Die Druckverhältnisse sind hierbei so ausgelegt, daß an der Gleitringdichtung immer
ein Druck vorherrscht, der dem Dampfdruck einer Fördermitteltemperatur entspricht,
die ungefähr 20 °C über der Betriebstemperatur des Fördermittels liegt. Da alle Komponenten
der Gleitringdichtung auf den hohen Temperaturbereich abgestimmt sind, ist deren zuverlässiger
Einsatz bei einem Betrieb in dem gewünschten Temperaturbereich gewährleistet. Verdampfungen
im Bereich der Gleitflächen werden somit in einfachster Weise unterbunden.
[0006] Ein Ausführungsbeispiel der Erfindung ist in der Zeichnung dargestellt und wird im
folgenden näher beschrieben. Eine mehrstufige Pumpe (1) ist mit einer Entlastungseinrichtung
(2) ausgerüstet, welcher ein Gleitringdichtungsraum (3) zur Abdichtung der Welle (4)
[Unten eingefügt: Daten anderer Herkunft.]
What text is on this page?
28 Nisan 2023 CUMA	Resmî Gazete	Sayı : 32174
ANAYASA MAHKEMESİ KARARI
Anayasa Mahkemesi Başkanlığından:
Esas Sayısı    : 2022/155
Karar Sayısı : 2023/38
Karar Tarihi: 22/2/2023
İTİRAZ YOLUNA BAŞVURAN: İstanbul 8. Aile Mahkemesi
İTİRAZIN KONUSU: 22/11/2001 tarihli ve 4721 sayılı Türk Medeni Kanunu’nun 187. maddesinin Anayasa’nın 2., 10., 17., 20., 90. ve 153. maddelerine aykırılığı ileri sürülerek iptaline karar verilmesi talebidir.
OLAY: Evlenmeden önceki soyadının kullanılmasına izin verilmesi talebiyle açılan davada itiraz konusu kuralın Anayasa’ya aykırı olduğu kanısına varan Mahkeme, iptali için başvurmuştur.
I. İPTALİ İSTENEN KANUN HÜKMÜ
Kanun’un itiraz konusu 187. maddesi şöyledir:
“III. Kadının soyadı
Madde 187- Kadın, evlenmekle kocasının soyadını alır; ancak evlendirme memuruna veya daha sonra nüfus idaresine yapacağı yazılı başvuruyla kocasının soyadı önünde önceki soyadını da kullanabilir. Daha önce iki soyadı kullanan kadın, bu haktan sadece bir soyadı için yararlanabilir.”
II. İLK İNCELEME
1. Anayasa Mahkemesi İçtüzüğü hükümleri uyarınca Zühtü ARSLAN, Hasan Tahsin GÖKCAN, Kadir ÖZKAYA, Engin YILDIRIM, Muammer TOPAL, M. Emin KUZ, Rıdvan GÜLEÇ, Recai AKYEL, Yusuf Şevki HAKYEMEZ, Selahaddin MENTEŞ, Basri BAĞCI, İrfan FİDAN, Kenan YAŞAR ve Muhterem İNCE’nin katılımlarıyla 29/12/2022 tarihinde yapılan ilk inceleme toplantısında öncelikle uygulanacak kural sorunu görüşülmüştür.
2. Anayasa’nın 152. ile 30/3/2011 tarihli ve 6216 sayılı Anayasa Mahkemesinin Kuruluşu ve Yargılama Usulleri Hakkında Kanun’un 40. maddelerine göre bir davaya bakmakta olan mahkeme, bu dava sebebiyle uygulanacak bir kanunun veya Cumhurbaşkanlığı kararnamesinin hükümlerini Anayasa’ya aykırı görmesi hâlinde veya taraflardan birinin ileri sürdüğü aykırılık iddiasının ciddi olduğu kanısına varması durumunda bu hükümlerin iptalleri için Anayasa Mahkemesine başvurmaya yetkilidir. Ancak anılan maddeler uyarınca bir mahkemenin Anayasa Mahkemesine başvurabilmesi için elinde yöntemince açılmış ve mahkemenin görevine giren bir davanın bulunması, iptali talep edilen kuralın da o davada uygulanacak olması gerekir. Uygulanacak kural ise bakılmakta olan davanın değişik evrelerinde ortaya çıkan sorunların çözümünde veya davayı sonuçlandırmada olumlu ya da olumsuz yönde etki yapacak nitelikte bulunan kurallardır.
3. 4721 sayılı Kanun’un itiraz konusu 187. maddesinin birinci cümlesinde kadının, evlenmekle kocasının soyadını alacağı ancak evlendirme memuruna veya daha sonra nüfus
nachgeordnet ist. Das aus der Entlastungseinrichtung (2) austretende Entlastungswasser
kühlt und schmiert direkt die Gleitringdichtung (5). Um Verdampfungen innerhalb des
Gleitringdichtungsraumes (3) zu verhindern, ist dieser durch eine Rückführleitung
(6) mit dem Druckraum (7) der ersten Pumpenstufe (8) verbunden. Der hier vorherrschende
Druck verhindert ein Verdampfen der im Gleitringdichtungsraum (3) befindlichen heißen
Flüssigkeit. Die Rückführleitung (6) kann auch in einen anderen, einen hohen Druck
aufweisenden Raum der ersten oder einer anderen Pumpenstufe höheren Druckes einmünden.
[0007] Dieses System ist vorteilhaft einsetzbar bei Pumpen mit druckseitigem Antriebswellendurchtritt,
da somit bei dieser Maschine die Saugseite mediumgeschmiert ausgebildet werden kann.
Ein saugseitiger Wellendurchtritt würde dagegen für die Gleitringdichtung immer die
Beaufschlagung mit dem Zulaufdruck bedeuten oder der Dichtungsraum müßte mit einem
Drosselsystem in aufwendiger Weise abgegrenzt werden.
1. Kreiselpumpe in mehrstufiger Bauart, insbesondere Speisepumpe, mit einer Entlastungseinrichtung
für den Axialschub, der Entlastungseinrichtung nachgeordneten Wellenabdichtung und
einer den Raum zwischen Wellenabdichtung und Entlastungseinrichtung mit einer Pumpenstufe
niedrigeren Drucks verbindenden Rückführleitung, dadurch gekennzeichnet, daß die Wellenabdichtung als Gleitringdichtung (5) ausgebildet ist und daß die aus
dem Gleitringdichtungsraum (3) ausmündende Rückführleitung (6) mit der ersten Pumpenstufe
(8) oder einer Pumpenstufe höheren Druckes verbunden ist.